Jersey Shore recap: Season 2, episode 13 (season finale): "Back Into the Fold" (10/21/10)
You know, I have this face I make whenever I'm just completely dumbfounded by something I just saw. I tend to tilt my head to one side, squint my eyes, and my mouth twists into some sort of screwed expression. And I have never made the Side Screw Face more times in one hour than while watching the Jersey Shore finale. Seriously ... I'm going to count the ways this show just blew my mind. Excuse my language, but you have GOT to be f*cking joking with me.
The kids go to the everglades to check out the "crocadillys" and Sitch throws fried frogs at Jenni. That's all good and normal guido hijinks. Pauly D and Vinny both have their last dates with their whores they're trying to make into women. And neither of them try to smush. Who are these people?

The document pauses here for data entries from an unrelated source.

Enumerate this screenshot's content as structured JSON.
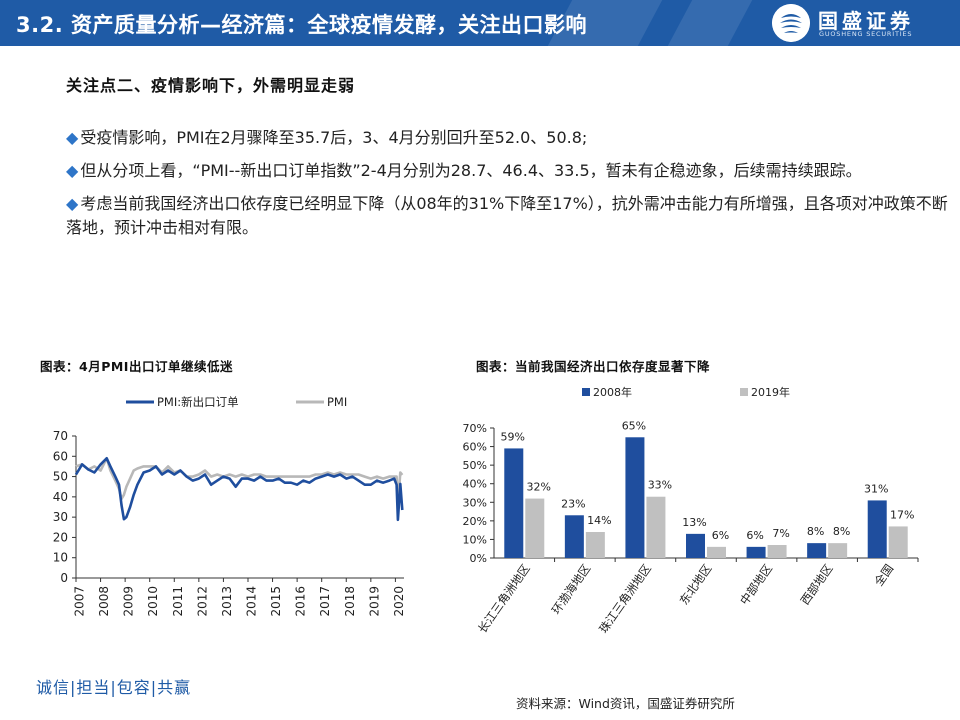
{
  "header": {
    "section_no": "3.2.",
    "title": "资产质量分析—经济篇：全球疫情发酵，关注出口影响",
    "brand_name": "国盛证券",
    "brand_sub": "GUOSHENG SECURITIES",
    "accent_color": "#1f5ba6"
  },
  "subheading": "关注点二、疫情影响下，外需明显走弱",
  "bullets": [
    "受疫情影响，PMI在2月骤降至35.7后，3、4月分别回升至52.0、50.8;",
    "但从分项上看，“PMI--新出口订单指数”2-4月分别为28.7、46.4、33.5，暂未有企稳迹象，后续需持续跟踪。",
    "考虑当前我国经济出口依存度已经明显下降（从08年的31%下降至17%），抗外需冲击能力有所增强，且各项对冲政策不断落地，预计冲击相对有限。"
  ],
  "bullet_icon": "diamond-bullet-icon",
  "footer": {
    "slogan": "诚信|担当|包容|共赢",
    "source": "资料来源：Wind资讯，国盛证券研究所"
  },
  "chart_data": [
    {
      "type": "line",
      "title": "图表：4月PMI出口订单继续低迷",
      "xlabel": "",
      "ylabel": "",
      "ylim": [
        0,
        70
      ],
      "yticks": [
        0,
        10,
        20,
        30,
        40,
        50,
        60,
        70
      ],
      "xticks": [
        "2007",
        "2008",
        "2009",
        "2010",
        "2011",
        "2012",
        "2013",
        "2014",
        "2015",
        "2016",
        "2017",
        "2018",
        "2019",
        "2020"
      ],
      "legend_position": "top",
      "series": [
        {
          "name": "PMI:新出口订单",
          "color": "#1f4e9e",
          "values": [
            [
              2007.0,
              51.0
            ],
            [
              2007.25,
              56.0
            ],
            [
              2007.5,
              53.5
            ],
            [
              2007.75,
              52.0
            ],
            [
              2008.0,
              56.0
            ],
            [
              2008.25,
              59.0
            ],
            [
              2008.4,
              55.0
            ],
            [
              2008.6,
              50.0
            ],
            [
              2008.75,
              46.0
            ],
            [
              2008.85,
              36.0
            ],
            [
              2008.95,
              29.0
            ],
            [
              2009.05,
              30.0
            ],
            [
              2009.2,
              35.0
            ],
            [
              2009.35,
              41.0
            ],
            [
              2009.5,
              46.0
            ],
            [
              2009.75,
              52.0
            ],
            [
              2010.0,
              53.0
            ],
            [
              2010.25,
              55.0
            ],
            [
              2010.5,
              51.0
            ],
            [
              2010.75,
              53.0
            ],
            [
              2011.0,
              51.0
            ],
            [
              2011.25,
              53.0
            ],
            [
              2011.5,
              50.0
            ],
            [
              2011.75,
              48.0
            ],
            [
              2012.0,
              49.0
            ],
            [
              2012.25,
              51.0
            ],
            [
              2012.5,
              46.0
            ],
            [
              2012.75,
              48.0
            ],
            [
              2013.0,
              50.0
            ],
            [
              2013.25,
              49.0
            ],
            [
              2013.5,
              45.0
            ],
            [
              2013.75,
              49.0
            ],
            [
              2014.0,
              49.0
            ],
            [
              2014.25,
              48.0
            ],
            [
              2014.5,
              50.0
            ],
            [
              2014.75,
              48.0
            ],
            [
              2015.0,
              48.0
            ],
            [
              2015.25,
              49.0
            ],
            [
              2015.5,
              47.0
            ],
            [
              2015.75,
              47.0
            ],
            [
              2016.0,
              46.0
            ],
            [
              2016.25,
              48.0
            ],
            [
              2016.5,
              47.0
            ],
            [
              2016.75,
              49.0
            ],
            [
              2017.0,
              50.0
            ],
            [
              2017.25,
              51.0
            ],
            [
              2017.5,
              50.0
            ],
            [
              2017.75,
              51.0
            ],
            [
              2018.0,
              49.0
            ],
            [
              2018.25,
              50.0
            ],
            [
              2018.5,
              48.0
            ],
            [
              2018.75,
              46.0
            ],
            [
              2019.0,
              46.0
            ],
            [
              2019.25,
              48.0
            ],
            [
              2019.5,
              47.0
            ],
            [
              2019.75,
              48.0
            ],
            [
              2019.95,
              49.0
            ],
            [
              2020.05,
              46.0
            ],
            [
              2020.1,
              28.7
            ],
            [
              2020.2,
              46.4
            ],
            [
              2020.28,
              33.5
            ]
          ]
        },
        {
          "name": "PMI",
          "color": "#b8b8b8",
          "values": [
            [
              2007.0,
              55.0
            ],
            [
              2007.25,
              56.0
            ],
            [
              2007.5,
              53.5
            ],
            [
              2007.75,
              55.0
            ],
            [
              2008.0,
              53.0
            ],
            [
              2008.25,
              59.0
            ],
            [
              2008.4,
              53.0
            ],
            [
              2008.6,
              48.0
            ],
            [
              2008.75,
              44.0
            ],
            [
              2008.85,
              39.0
            ],
            [
              2008.95,
              41.0
            ],
            [
              2009.05,
              45.0
            ],
            [
              2009.2,
              49.0
            ],
            [
              2009.35,
              53.0
            ],
            [
              2009.5,
              54.0
            ],
            [
              2009.75,
              55.0
            ],
            [
              2010.0,
              55.0
            ],
            [
              2010.25,
              55.0
            ],
            [
              2010.5,
              52.0
            ],
            [
              2010.75,
              55.0
            ],
            [
              2011.0,
              52.0
            ],
            [
              2011.25,
              53.0
            ],
            [
              2011.5,
              50.0
            ],
            [
              2011.75,
              50.0
            ],
            [
              2012.0,
              51.0
            ],
            [
              2012.25,
              53.0
            ],
            [
              2012.5,
              50.0
            ],
            [
              2012.75,
              51.0
            ],
            [
              2013.0,
              50.0
            ],
            [
              2013.25,
              51.0
            ],
            [
              2013.5,
              50.0
            ],
            [
              2013.75,
              51.0
            ],
            [
              2014.0,
              50.0
            ],
            [
              2014.25,
              51.0
            ],
            [
              2014.5,
              51.0
            ],
            [
              2014.75,
              50.0
            ],
            [
              2015.0,
              50.0
            ],
            [
              2015.25,
              50.0
            ],
            [
              2015.5,
              50.0
            ],
            [
              2015.75,
              50.0
            ],
            [
              2016.0,
              50.0
            ],
            [
              2016.25,
              50.0
            ],
            [
              2016.5,
              50.0
            ],
            [
              2016.75,
              51.0
            ],
            [
              2017.0,
              51.0
            ],
            [
              2017.25,
              52.0
            ],
            [
              2017.5,
              51.0
            ],
            [
              2017.75,
              52.0
            ],
            [
              2018.0,
              51.0
            ],
            [
              2018.25,
              51.0
            ],
            [
              2018.5,
              51.0
            ],
            [
              2018.75,
              50.0
            ],
            [
              2019.0,
              49.0
            ],
            [
              2019.25,
              50.0
            ],
            [
              2019.5,
              49.0
            ],
            [
              2019.75,
              50.0
            ],
            [
              2019.95,
              50.0
            ],
            [
              2020.05,
              50.0
            ],
            [
              2020.1,
              35.7
            ],
            [
              2020.2,
              52.0
            ],
            [
              2020.28,
              50.8
            ]
          ]
        }
      ]
    },
    {
      "type": "bar",
      "title": "图表：当前我国经济出口依存度显著下降",
      "xlabel": "",
      "ylabel": "",
      "ylim": [
        0,
        70
      ],
      "yticks": [
        "0%",
        "10%",
        "20%",
        "30%",
        "40%",
        "50%",
        "60%",
        "70%"
      ],
      "legend_position": "top",
      "categories": [
        "长江三角洲地区",
        "环渤海地区",
        "珠江三角洲地区",
        "东北地区",
        "中部地区",
        "西部地区",
        "全国"
      ],
      "series": [
        {
          "name": "2008年",
          "color": "#1f4e9e",
          "values": [
            59,
            23,
            65,
            13,
            6,
            8,
            31
          ],
          "labels": [
            "59%",
            "23%",
            "65%",
            "13%",
            "6%",
            "8%",
            "31%"
          ]
        },
        {
          "name": "2019年",
          "color": "#c0c0c0",
          "values": [
            32,
            14,
            33,
            6,
            7,
            8,
            17
          ],
          "labels": [
            "32%",
            "14%",
            "33%",
            "6%",
            "7%",
            "8%",
            "17%"
          ]
        }
      ]
    }
  ]
}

Now. Listen up. I've always tended to side with Sammi with the whole Sam-Ron dilemma, but after last night I just don't think I can anymore. Not with my Side Screw Face in full effect. Because out of nowhere, as Ronnie says, "Mr. Hyde came out to play."
THE ABBREVIATED DINNER (with Sammi's actual quotes and Ronnie's ad-libbed reactions)
--- silence. ---
SAMMI - "You got weird."
RONNIE grunts.
SAMMI - "Let me make this clear to you. I like to be with my boyfriend at all times. Do you get that?"
RONNIE bends over. SAMMI puts on leash.
SAMMI - "You're miserable."
RONNIE drools.
--- silence. ---
Let me just show you what my face was doing that entire time:

I was clearly losing it. But that's okay; I got over it. Sammi makes some weak apology and Ronnie obeys, Vinny turns down threesomes, Sitch is making dirty bathroom hookup smushing happen and I feel like everything's going to be cool from here on out. I even got over the whole bit where Sammi's being super fake to Snooki because clearly Snooki is Lord and Sammi is just being a peasant like the rest of them. "I was like ... WHO IS THIS GIRL. WHAT IS WRONG WITH HER." Thanks for fixing my Side Screw Face and saying it before it I did.
Then once I got done with Sammi, I had another silly rabbit on my hands. You know it's not a good episode unless Mike starts some drama, but my dukes are up and I'm ready for it ... or so I thought. Here's how it all goes down in a neat and ordered list.
1) MIKE tries to say that VINNY is the fakest one in the house.
2) JENNI says to MIKE in front of everyone that he is the fakest one in the house.
3) JENNI leaves. MIKE says that JENNI is the fakest one in the house. NO ONE ELSE SAYS ANYTHING.
4) SNOOKI tells JENNI that MIKE says she's the fakest one in the house and everyone agreed.
5) JENNI goes to MIKE and says that PAULY was the one who said MIKE was fake.
6) MIKE tells PAULY that JENNI said that PAULY said that MIKE was the fakest one in the house.
7) PAULY BECOMES THE FRICKIN' HULK.
Side. Screw. Face.
The worst part of it all is that at the end, Snooki is the one crying. My po' li'l mandarin leaks all over the place and freaks out (rightfully so, to a degree) on Jenni for making her look like an idiot. What I don't understand is that everyone realizes that Mike is the cause of all the drama and no one does anything about it! I'm waiting for the episode where Mike gets punched out by a dude. Looks like I'm waiting till Season 3. I'm playing tiddlywinks until January 6th.
Best Quotes Of The Night
Disclaimer: I couldn't pick a winner. They're all just ... incredible.
PAULY D - "That airboat was serious. Like, the propeller was huge. I mean, that would work better than my hairdryer. Maybe instead of 25 minutes to do my hair it would only take me ten."
SITCH - "Bugs in the everglades are huge. They're about the size of Snooki."
VINNY - "Sometimes you mix two grenades ... it might make one good-looking girl."
VINNY - "Definitely was thinking about Ramona when these hoes were all over me. When you actually have a good girl out there, say no to hoes."
SNOOKI - "If you want me to cook and poision everybody and we're gonna be dead in 2 minutes ... whatever."
PAULY - "The hamburger meat looks like Vinny's chest hair."
PAULY - "How do you spell 'likely'?"
SNOOKI - "A crow comes and just starts quacking at us. Or not quack. What's a crow do?"